Een eerste vraag die zich stelt is ‘wat weten we precies, op basis van de recente onderzoeken, over de kwaliteitsdaling in ons onderwijs?’. Want het is uiteraard niet omdat de topscores achteruit gaan voor wiskunde en wetenschappen dat de hele cohort naar beneden zakt (PISA), en nog minder dat er over de gehele lijn -voor alle vakken- alarm moet worden geslagen. Niet iedereen -lees niet alle onderzoekers die bezig zijn met internationaal vergelijkende onderwijsonderzoeken- zijn het er dus over eens dat onze onderwijskwaliteit sterk achteruitgaat, maar toch erkennen vele stemmen (leerkrachten, docenten, politici, onderwijsexperts en zelfverklaarde onderwijsexperts) dat een stevig kwaliteitsbeleid noodzakelijk zal zijn voor de toekomst.
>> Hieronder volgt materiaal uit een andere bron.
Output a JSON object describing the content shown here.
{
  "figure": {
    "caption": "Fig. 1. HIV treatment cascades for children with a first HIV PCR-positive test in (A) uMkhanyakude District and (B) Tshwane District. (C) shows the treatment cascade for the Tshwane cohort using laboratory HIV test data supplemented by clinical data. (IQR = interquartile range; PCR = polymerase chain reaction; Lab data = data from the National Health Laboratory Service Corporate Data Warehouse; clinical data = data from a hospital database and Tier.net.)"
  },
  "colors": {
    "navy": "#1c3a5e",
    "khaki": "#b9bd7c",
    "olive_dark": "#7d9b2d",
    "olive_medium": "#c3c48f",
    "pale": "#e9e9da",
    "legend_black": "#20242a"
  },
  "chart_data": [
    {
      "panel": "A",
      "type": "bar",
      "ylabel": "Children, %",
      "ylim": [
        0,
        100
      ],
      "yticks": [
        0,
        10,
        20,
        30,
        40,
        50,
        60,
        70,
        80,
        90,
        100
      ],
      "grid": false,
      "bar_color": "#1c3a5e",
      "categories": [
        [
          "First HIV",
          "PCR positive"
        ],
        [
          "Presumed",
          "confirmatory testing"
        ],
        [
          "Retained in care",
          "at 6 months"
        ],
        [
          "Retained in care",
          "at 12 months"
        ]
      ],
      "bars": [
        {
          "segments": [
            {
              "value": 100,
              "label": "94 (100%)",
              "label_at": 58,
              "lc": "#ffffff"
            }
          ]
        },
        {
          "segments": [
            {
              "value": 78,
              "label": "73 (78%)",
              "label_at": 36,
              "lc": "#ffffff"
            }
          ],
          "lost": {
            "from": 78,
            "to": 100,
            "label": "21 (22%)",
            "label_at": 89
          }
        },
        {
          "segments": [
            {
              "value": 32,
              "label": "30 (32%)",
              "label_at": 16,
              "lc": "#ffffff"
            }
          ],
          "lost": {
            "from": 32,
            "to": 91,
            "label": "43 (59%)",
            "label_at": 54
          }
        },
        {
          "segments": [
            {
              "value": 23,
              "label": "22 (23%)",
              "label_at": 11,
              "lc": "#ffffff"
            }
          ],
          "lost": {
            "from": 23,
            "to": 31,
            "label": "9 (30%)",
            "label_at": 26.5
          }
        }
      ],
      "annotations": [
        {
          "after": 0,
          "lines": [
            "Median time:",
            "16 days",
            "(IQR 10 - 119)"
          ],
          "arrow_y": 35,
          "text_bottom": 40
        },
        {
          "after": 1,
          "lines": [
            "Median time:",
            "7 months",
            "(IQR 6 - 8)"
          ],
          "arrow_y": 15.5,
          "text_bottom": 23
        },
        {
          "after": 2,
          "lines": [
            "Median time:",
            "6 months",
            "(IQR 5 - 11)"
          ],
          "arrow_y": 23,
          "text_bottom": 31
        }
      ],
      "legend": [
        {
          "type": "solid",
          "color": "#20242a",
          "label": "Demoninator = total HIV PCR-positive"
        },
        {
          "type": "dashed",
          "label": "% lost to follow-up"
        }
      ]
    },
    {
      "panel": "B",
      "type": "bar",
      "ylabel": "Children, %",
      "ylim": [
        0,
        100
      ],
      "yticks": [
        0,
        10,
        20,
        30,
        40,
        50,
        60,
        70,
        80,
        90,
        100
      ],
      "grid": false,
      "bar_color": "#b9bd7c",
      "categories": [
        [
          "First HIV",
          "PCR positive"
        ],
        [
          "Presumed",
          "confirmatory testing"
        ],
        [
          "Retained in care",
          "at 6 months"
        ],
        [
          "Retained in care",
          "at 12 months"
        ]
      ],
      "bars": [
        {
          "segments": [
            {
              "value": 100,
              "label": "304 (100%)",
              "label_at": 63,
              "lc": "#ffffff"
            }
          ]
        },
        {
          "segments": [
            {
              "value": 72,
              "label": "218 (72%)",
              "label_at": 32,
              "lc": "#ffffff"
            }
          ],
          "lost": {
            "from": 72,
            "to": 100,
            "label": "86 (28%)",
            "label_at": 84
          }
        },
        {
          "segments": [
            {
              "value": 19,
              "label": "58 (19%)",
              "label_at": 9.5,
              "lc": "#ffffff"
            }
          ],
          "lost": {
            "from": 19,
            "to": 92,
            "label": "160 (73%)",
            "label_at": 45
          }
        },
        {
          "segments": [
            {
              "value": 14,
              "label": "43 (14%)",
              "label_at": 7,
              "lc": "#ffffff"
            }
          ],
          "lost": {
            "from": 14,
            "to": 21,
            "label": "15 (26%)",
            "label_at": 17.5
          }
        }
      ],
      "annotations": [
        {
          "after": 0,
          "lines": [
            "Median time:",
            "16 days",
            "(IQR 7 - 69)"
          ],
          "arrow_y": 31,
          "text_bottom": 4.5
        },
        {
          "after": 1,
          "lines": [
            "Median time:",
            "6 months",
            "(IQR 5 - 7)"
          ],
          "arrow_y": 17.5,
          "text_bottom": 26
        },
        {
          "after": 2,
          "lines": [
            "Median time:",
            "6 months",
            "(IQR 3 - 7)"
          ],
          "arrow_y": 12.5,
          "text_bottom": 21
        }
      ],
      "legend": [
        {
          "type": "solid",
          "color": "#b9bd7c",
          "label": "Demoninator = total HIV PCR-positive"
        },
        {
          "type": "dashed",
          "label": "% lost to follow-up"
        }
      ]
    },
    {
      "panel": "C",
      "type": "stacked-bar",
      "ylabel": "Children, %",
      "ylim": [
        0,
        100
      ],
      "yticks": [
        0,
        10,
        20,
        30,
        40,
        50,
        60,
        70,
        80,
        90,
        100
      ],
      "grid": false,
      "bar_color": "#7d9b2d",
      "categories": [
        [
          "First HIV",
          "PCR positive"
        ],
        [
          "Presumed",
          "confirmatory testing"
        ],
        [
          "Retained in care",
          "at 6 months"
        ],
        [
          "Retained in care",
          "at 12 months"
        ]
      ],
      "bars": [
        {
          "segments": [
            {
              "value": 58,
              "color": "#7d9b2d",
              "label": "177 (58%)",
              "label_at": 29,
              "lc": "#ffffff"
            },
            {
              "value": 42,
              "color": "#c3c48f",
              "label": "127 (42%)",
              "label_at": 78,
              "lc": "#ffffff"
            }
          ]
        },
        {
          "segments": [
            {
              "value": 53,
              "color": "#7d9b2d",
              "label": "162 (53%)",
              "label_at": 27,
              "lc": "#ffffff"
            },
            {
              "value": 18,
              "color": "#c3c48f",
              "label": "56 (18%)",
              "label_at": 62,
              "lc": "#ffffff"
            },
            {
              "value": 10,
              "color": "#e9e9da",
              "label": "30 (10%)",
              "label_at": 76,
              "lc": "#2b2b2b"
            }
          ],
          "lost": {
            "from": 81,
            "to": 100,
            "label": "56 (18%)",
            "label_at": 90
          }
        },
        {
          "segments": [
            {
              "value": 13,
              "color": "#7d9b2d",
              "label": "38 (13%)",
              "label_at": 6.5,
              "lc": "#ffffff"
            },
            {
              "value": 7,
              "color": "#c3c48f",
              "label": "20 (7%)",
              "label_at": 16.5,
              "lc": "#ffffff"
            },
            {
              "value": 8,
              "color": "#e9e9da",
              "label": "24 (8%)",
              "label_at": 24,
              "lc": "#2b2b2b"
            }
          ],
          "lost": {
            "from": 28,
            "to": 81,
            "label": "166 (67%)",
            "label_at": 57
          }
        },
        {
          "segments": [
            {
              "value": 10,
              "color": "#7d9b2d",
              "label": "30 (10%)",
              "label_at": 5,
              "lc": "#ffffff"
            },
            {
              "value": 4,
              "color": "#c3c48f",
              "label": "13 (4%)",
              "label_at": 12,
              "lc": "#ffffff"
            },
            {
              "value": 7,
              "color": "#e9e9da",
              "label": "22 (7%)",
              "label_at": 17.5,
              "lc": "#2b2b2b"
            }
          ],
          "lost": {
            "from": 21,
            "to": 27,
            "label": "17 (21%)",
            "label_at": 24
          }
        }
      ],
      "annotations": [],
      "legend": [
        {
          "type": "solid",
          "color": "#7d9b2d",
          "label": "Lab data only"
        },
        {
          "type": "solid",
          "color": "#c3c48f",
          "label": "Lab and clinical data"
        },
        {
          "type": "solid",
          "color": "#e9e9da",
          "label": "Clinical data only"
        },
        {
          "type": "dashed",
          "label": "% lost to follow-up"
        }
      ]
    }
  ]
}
Volgens Dirk Van Damme, in het eerder geciteerde artikel in Samenleving en Politiek, is het 5 voor 12 om vanuit progressieve hoek in te zetten op een visie op en implementatie van kwaliteitsbeleid in het onderwijs, want “het is een zeer groot ideologisch en politiek risico dat het thema van onderwijskwaliteit door conservatieven wordt gemonopoliseerd”.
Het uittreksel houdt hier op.